Nadine Morano, ministre chargee de l'apprentissage et de la formation professionnelle, visite le centre d'apprentissage CFA SACEF (centre de formation des apprentis), sur le theme des enjeux de l'apprentissage, levier cle de l'insertion professionnelle des jeunes.   — DURAND FLORENCE/SIPA

S’il n’y avait pas eu son compagnon pour la défendre, Michèle Alliot-Marie aurait pu se sentir un peu seule. Critiquée pour avoir profité du jet privé d’un de ses amis présenté comme un proche de Ben Ali, pendant ses vacances de Noël en Tunisie, la ministre peut désormais compter sur Nadine Morano. Jusqu’à un certain point.

«En ce qui me concerne je ne serais pas partie en vacances en Tunisie»

La ministre de l'Apprentissage et de la Formation professionnelle a estimé, ce jeudi sur I>Télé, que la garde des Sceaux n’avait pas dépensé «l’argent du contribuable», opposant à l’affaire le cas d’Alain Joyandet. «J’estime qu’elle n’a pas fait de faute, après est-ce que c’est une maladresse politique... ?», a cependant pondéré Nadine Morano.
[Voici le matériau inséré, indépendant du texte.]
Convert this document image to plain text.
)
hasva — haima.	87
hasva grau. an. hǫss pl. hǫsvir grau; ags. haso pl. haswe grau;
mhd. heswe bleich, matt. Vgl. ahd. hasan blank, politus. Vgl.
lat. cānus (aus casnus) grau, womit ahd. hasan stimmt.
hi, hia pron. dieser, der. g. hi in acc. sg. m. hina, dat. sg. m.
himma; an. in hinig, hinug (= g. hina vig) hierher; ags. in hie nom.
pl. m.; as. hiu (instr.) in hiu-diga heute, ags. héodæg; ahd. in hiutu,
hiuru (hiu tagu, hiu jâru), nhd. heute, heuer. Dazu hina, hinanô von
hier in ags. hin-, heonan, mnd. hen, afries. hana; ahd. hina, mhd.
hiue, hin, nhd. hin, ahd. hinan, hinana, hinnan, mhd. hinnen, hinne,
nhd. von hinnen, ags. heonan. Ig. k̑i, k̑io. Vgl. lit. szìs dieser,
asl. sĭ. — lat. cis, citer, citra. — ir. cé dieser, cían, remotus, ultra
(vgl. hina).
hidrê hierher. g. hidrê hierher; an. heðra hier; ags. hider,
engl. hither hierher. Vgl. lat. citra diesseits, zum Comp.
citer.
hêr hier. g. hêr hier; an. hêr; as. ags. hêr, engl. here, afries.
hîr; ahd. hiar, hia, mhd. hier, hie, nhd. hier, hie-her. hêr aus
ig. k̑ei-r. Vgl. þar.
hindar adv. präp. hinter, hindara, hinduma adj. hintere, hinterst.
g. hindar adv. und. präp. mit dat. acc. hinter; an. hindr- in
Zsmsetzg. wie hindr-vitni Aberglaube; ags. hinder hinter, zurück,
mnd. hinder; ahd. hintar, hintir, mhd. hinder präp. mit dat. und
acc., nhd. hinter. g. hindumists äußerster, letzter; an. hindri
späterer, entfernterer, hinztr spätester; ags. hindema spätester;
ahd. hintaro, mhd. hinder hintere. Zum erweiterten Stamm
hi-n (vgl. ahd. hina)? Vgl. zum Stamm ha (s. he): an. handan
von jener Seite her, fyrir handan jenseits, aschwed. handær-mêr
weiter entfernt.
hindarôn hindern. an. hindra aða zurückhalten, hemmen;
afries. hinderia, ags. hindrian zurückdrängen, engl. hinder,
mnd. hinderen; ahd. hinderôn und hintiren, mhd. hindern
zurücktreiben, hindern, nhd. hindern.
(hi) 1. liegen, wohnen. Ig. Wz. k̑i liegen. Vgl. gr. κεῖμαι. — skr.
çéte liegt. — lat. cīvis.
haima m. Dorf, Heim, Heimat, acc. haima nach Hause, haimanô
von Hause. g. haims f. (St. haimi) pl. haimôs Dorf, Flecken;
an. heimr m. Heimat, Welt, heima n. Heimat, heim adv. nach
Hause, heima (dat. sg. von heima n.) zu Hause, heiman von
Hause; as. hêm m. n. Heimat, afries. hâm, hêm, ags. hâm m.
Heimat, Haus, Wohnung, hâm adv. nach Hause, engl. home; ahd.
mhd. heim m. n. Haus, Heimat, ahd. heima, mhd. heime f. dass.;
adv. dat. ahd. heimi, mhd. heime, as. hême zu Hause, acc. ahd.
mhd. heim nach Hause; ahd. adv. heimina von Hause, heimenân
«En ce qui me concerne je ne serais pas partie en vacances en Tunisie», a poursuivi la ministre, tout en dénonçant un «ball-trap» contre sa consoeur. «Demain on n’aura plus le droit de monter dans une voiture», a ironisé la ministre, rappelant la défense de sa consoeur, qui affirme n’avoir fait que bénéficier d’un court vol proposé par un ami pour éviter des embouteillages.
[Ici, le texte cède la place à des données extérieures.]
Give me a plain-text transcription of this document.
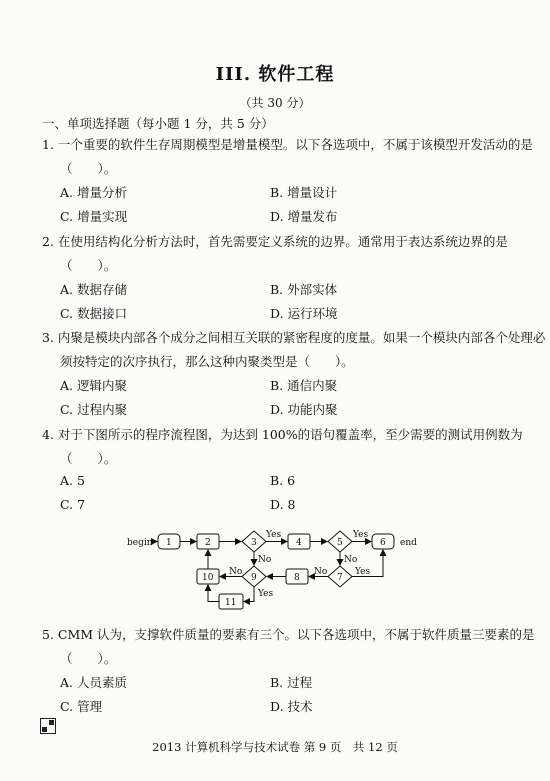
III. 软件工程
（共 30 分）
一、单项选择题（每小题 1 分，共 5 分）
1. 一个重要的软件生存周期模型是增量模型。以下各选项中，不属于该模型开发活动的是
（　　）。
A. 增量分析	B. 增量设计
C. 增量实现	D. 增量发布
2. 在使用结构化分析方法时，首先需要定义系统的边界。通常用于表达系统边界的是
（　　）。
A. 数据存储	B. 外部实体
C. 数据接口	D. 运行环境
3. 内聚是模块内部各个成分之间相互关联的紧密程度的度量。如果一个模块内部各个处理必
须按特定的次序执行，那么这种内聚类型是（　　）。
A. 逻辑内聚	B. 通信内聚
C. 过程内聚	D. 功能内聚
4. 对于下图所示的程序流程图，为达到 100%的语句覆盖率，至少需要的测试用例数为
（　　）。
A. 5	B. 6
C. 7	D. 8
begin 1	2	3	4	5	6 end
7
8
9
10
11
Yes
No
Yes
No
Yes
No
No
Yes
5. CMM 认为，支撑软件质量的要素有三个。以下各选项中，不属于软件质量三要素的是
（　　）。
A. 人员素质	B. 过程
C. 管理	D. 技术
2013 计算机科学与技术试卷 第 9 页　共 12 页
«On peut démissionner en France, rappelez-vous Chevènement»

Spéculant sur d’éventuels «contacts informels avec des élus» sur place pendant ses vacances pour mieux comprendre la situation tunisienne, Nadine Morano a refusé de prendre position dans le cas MAM. «S’il y a eu faute ou maladresse», c’est à François Fillon et à Nicolas Sarkozy de prendre des décisions, a-t-elle estimé.

«On peut démissionner en France, rappelez-vous Chevènement», a répondu la ministre au journaliste qui lui demandait pourquoi la pratique était si rare en France. Mercredi, Michèle Alliot-Marie a de son côté écarté cette éventualité, réclamée par l’opposition.